Mehmet Özcan / Doğruhaber / Analiz
“Savunma” psikolojisinden “Saldırı” stratejisine
Mısır’da yaşatılan vahşet karşısında İslam dünyası olarak halen siyonist batının kontrol ettiği uluslararası kamuoyunu, sanki adilane küresel bir sistem işliyormuşçasına ikna etme çabalarının boş uğraşılar olmaktan öteye gitmeyeceği gerçeğinin artık görülmesi gerekiyor.

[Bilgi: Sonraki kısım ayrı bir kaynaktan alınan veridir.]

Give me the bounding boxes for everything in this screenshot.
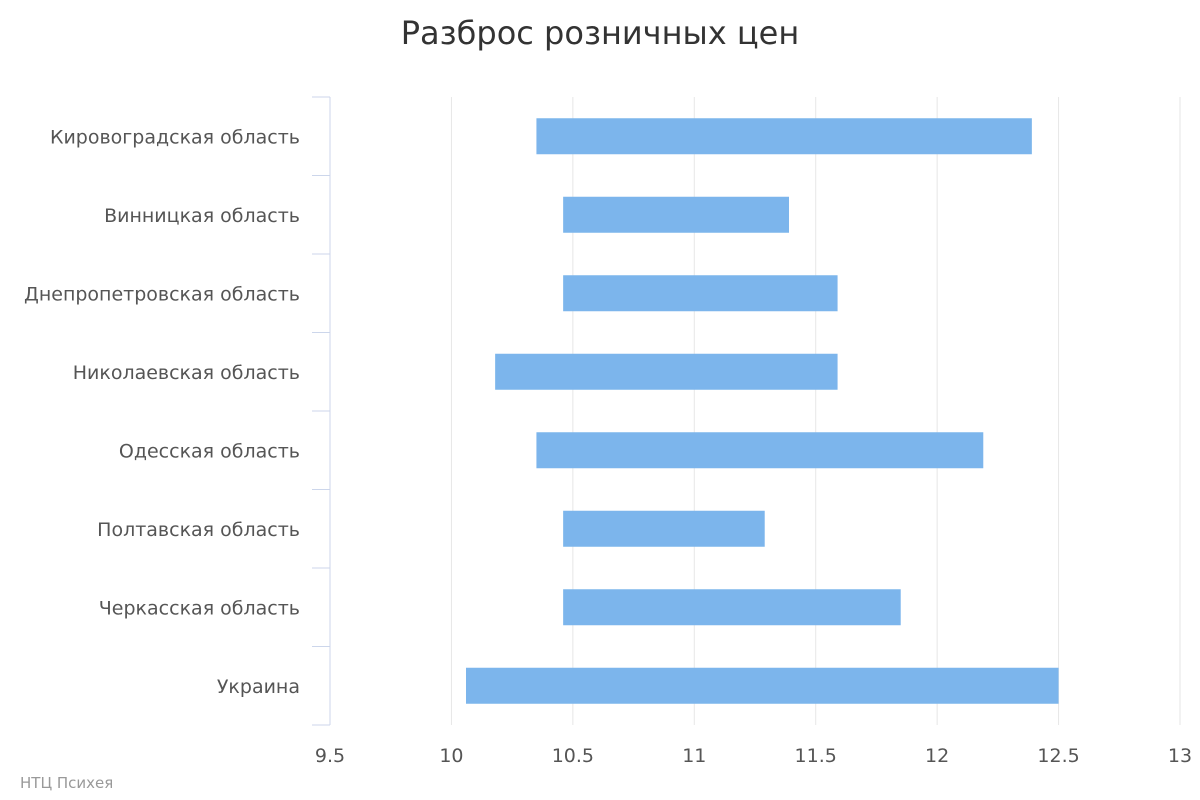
category-label: Днепропетровская область xyxy=(24,283,300,305)
x-tick-label: 9.5 xyxy=(315,745,345,767)
range-bar xyxy=(536,118,1032,155)
category-label: Николаевская область xyxy=(73,362,300,384)
range-bar xyxy=(495,353,838,390)
x-tick-label: 10 xyxy=(439,745,463,767)
range-bar xyxy=(563,510,765,547)
x-tick-label: 12.5 xyxy=(1037,745,1079,767)
x-tick-label: 12 xyxy=(925,745,949,767)
category-label: Черкасская область xyxy=(99,597,300,619)
category-label: Полтавская область xyxy=(97,519,300,541)
range-bar xyxy=(536,432,984,469)
chart-title: Разброс розничных цен xyxy=(400,14,800,52)
range-bar xyxy=(563,196,789,233)
range-bar xyxy=(466,667,1059,704)
category-label: Винницкая область xyxy=(104,205,300,227)
category-label: Украина xyxy=(217,676,300,698)
x-tick-label: 13 xyxy=(1168,745,1192,767)
category-label: Кировоградская область xyxy=(50,126,300,148)
category-label: Одесская область xyxy=(119,440,300,462)
range-bar xyxy=(563,275,838,312)
credit-link[interactable]: НТЦ Психея xyxy=(20,774,114,792)
x-tick-label: 11 xyxy=(682,745,706,767)
range-bar xyxy=(563,589,901,626)
x-tick-label: 10.5 xyxy=(552,745,594,767)
x-tick-label: 11.5 xyxy=(795,745,837,767)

Mısır’da insanlık katlediliyor. Cuntanın yaşattığı vahşet tüm dünyaca izleniyor. Yapılan katliamlar, din faktöründen de öte artık bir insanlık sorununa dönüşmüştür. İman ile küfür savaşının kıyamete kadar sürmesi elbette imtihanın bir gereğidir. Ancak bu savaşta küfrü temsil edenlerin acımasızlığı karşısında iman ehlinin aynı oranda bir vahşilikle karşılık veremeyecek yüce bir din olan İslam’a sahip olmaları dolayısıyla yanık yüreklerimiz, kâinatın sahibi Allah’tan(CC) bu zalimleri cezalandırmasını istiyor.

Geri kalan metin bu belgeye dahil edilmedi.